Die Verantwortlichen der integrativen Schule haben kein grosses Verständnis für die Kritik. Sie glauben daran, dass Kinder mit besonderen Bedürfnissen, die eine Regelschule besuchen, deutlich bessere Leistungen zeigen. Anstatt die Situation zu verbessern, sprechen sie von einer ``grosser Herausforderung". Handlungsbedarf sehen sie bei der besseren Zusammenarbeit der Regelklassenlehrpersonen und den sonderpädagogischen Fachpersonen. Man stehe erst auf halbem Weg. Es brauche Zeit, bis man am Ziel sei. Der Wechsel sein noch nicht abgeschlossen. Auch wenn nicht alles rund laufe, so sei man auf dem richtigen Weg. Man benötige lediglich mehr Ressourcen, finanziell und personell.

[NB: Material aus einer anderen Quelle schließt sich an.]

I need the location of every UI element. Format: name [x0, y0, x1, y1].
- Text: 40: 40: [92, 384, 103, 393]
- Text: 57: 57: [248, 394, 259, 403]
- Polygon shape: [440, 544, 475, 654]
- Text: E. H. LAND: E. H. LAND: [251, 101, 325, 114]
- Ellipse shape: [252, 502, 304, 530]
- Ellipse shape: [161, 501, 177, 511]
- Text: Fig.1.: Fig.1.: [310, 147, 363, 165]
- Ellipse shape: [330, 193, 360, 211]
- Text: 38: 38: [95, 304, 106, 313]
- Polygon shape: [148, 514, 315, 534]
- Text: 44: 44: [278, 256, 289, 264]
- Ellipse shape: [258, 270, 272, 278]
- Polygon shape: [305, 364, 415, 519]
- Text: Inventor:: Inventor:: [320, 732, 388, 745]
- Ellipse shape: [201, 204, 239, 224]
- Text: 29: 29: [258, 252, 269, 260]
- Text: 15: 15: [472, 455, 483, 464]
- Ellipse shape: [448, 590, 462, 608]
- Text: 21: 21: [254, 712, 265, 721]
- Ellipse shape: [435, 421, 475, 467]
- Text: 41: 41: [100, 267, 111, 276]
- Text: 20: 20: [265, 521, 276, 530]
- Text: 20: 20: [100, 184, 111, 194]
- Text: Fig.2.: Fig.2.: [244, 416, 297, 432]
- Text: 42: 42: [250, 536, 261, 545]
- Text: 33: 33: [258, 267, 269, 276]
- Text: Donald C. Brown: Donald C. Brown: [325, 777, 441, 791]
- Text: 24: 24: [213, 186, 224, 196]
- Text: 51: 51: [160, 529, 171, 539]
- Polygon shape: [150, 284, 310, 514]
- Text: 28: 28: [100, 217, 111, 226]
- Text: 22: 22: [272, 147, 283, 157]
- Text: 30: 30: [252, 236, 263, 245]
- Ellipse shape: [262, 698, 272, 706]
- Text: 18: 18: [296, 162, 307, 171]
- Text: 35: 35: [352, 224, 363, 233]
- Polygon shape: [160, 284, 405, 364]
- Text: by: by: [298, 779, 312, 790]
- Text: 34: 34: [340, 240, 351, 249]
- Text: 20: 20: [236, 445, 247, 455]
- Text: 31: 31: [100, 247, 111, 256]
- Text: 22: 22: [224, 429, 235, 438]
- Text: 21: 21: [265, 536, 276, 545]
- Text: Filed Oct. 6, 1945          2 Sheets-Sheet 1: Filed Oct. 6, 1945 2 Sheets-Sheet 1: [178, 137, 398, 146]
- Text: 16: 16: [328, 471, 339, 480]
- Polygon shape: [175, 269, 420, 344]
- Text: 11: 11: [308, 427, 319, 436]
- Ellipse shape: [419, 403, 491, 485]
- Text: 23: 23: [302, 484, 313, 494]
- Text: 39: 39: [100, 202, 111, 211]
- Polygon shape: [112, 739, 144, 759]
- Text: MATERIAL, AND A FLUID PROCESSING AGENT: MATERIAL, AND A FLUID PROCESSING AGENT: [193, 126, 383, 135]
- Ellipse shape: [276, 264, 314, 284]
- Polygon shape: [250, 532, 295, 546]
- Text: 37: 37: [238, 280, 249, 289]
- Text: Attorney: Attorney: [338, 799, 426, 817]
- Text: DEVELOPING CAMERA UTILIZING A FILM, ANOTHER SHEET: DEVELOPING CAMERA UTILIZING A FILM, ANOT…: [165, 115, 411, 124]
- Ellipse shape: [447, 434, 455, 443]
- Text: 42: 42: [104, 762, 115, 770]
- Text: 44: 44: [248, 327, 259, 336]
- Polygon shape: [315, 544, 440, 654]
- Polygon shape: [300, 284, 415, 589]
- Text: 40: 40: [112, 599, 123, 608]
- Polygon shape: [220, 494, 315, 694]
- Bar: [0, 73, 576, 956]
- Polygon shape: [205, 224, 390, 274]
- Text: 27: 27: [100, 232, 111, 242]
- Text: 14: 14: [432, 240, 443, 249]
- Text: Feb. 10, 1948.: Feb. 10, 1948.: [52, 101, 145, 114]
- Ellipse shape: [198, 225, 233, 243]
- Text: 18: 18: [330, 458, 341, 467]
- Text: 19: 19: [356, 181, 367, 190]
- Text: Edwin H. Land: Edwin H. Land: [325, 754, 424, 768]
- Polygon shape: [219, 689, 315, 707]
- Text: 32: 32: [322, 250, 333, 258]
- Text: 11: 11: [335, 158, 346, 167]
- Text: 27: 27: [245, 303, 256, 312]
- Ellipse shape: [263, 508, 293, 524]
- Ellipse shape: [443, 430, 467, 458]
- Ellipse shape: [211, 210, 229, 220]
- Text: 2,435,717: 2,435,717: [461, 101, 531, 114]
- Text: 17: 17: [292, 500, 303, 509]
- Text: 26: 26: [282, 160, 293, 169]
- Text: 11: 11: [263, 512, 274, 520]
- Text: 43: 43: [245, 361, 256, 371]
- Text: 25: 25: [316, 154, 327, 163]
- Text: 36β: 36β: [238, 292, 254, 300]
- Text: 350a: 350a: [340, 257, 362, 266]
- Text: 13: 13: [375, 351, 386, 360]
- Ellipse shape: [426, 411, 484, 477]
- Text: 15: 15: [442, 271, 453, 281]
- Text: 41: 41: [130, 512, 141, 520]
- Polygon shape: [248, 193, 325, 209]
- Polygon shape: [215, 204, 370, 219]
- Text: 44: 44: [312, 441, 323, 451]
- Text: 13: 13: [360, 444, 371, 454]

Wer sich auf einen Holzweg begibt, ist gut beraten, umzukehren. Lieber früher als später. Wenn in der Pädagogischen Landschaft künftig wieder bewährte Erfolgswege beschritten würden, so wäre dies ein Fortschritt. Veränderungen ja, aber nur, wenn sie zu Verbesserungen führen. Ein Schritt zurück kann auch zu einem Schritt zu einer erfolgreichen Zukunft werden. Gut ist immerhin, dass die Medien erkannt haben, dass unliebsame Themen nicht unter den Teppich gekehrt werden dürfen. Dies ist erfreulich. Mögen die Bildungspolitiker nun den Mut und die Grösse haben, auf dem Holzweg den Rückwärtsgang einzuschalten.